An ML model meeting the ML safety requirements ([H]) shall be developed using the development data ([N]).
The creation of an ML model starts with a decision as to the form of model that is most appropriate for the problem at hand and shall be most effective at satisfying the ML safety requirements. This decision may be based on expert knowledge and previous experience of best practice. The rationale shall be recorded in the model development log ([U]).
Decision trees and random forests have been shown to provide excellent results for medical prognosis problems [45, 17, 67]. For low dimensional data they allow clinicians to understand the basis for decisions made by the system and, as such, may be more appropriate than neural networks for a range of problems.
Deep Neural Networks (DNNs) have the ability to extract features from image data. A DNN which receives images as a frame from a video feed has been shown to be capable of identifying objects in a scene and may therefore be suitable for use in an automotive perception pipeline.

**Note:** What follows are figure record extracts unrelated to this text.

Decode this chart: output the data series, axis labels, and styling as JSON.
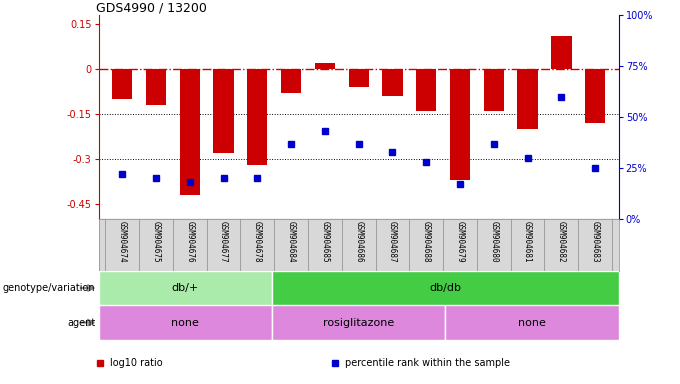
{
  "title": "GDS4990 / 13200",
  "samples": [
    "GSM904674",
    "GSM904675",
    "GSM904676",
    "GSM904677",
    "GSM904678",
    "GSM904684",
    "GSM904685",
    "GSM904686",
    "GSM904687",
    "GSM904688",
    "GSM904679",
    "GSM904680",
    "GSM904681",
    "GSM904682",
    "GSM904683"
  ],
  "log10_ratio": [
    -0.1,
    -0.12,
    -0.42,
    -0.28,
    -0.32,
    -0.08,
    0.02,
    -0.06,
    -0.09,
    -0.14,
    -0.37,
    -0.14,
    -0.2,
    0.11,
    -0.18
  ],
  "percentile_rank": [
    22,
    20,
    18,
    20,
    20,
    37,
    43,
    37,
    33,
    28,
    17,
    37,
    30,
    60,
    25
  ],
  "genotype_groups": [
    {
      "label": "db/+",
      "start": 0,
      "end": 5,
      "color": "#aaeaaa"
    },
    {
      "label": "db/db",
      "start": 5,
      "end": 15,
      "color": "#44cc44"
    }
  ],
  "agent_groups": [
    {
      "label": "none",
      "start": 0,
      "end": 5
    },
    {
      "label": "rosiglitazone",
      "start": 5,
      "end": 10
    },
    {
      "label": "none",
      "start": 10,
      "end": 15
    }
  ],
  "bar_color": "#cc0000",
  "dot_color": "#0000cc",
  "agent_color": "#dd88dd",
  "ylim_left": [
    -0.5,
    0.18
  ],
  "ylim_right": [
    0,
    100
  ],
  "left_ticks": [
    0.15,
    0.0,
    -0.15,
    -0.3,
    -0.45
  ],
  "left_ticklabels": [
    "0.15",
    "0",
    "-0.15",
    "-0.3",
    "-0.45"
  ],
  "right_ticks": [
    0,
    25,
    50,
    75,
    100
  ],
  "right_ticklabels": [
    "0%",
    "25%",
    "50%",
    "75%",
    "100%"
  ],
  "hlines_dotted": [
    -0.15,
    -0.3
  ],
  "legend_items": [
    {
      "color": "#cc0000",
      "label": "log10 ratio"
    },
    {
      "color": "#0000cc",
      "label": "percentile rank within the sample"
    }
  ]
}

Typically numerous different candidate models of the selected type will be created from the development data by tuning the model hyperparameters in order to create models that may satisfy the ML safety requirements.
A common problem that is encountered when creating a model is overfitting to training data. This happens when the model performs well using the development data but poorly when presented with data not seen before. This results from creating a model that focuses on maximising its performance for the data available, but whose performance does not generalise. Techniques such as cross‐validation [2], leave‐one‐out [14] and early stopping [54] can be used in handling the development data during the creation of the model in order to improve its generalisability and thus its ability to satisfy the ML safety requirements.
Let us consider a set of data samples that have been augmented with samples from a realistic photo simulator. Those samples from the simulator have a higher proportion of hazardous scenarios since these are difficult/impossible to obtain from real‐world experimentation. A model is then created to differentiate between safe and hazardous situations. Both subsets of data are subject to noise, the first from sensor noise the second from image artefacts in the simulator. Overfitting may occur when the model creates an overly complex boundary between two classes that aims to accommodate the noise present in those classes rather than the features which define the true class boundary.
In creating an acceptable model it is important to note that it is not only the performance of the model that matters. It is important to consider trade‐offs between different properties such as trade‐offs between the cost of hardware and performance, performance and robustness or sensitivity and specificity. Several measures are available to assess some of these trade‐offs. For example, the area under ROC curves enable the trade‐offs between false‐positive and false‐negative classifications to be evaluated [20].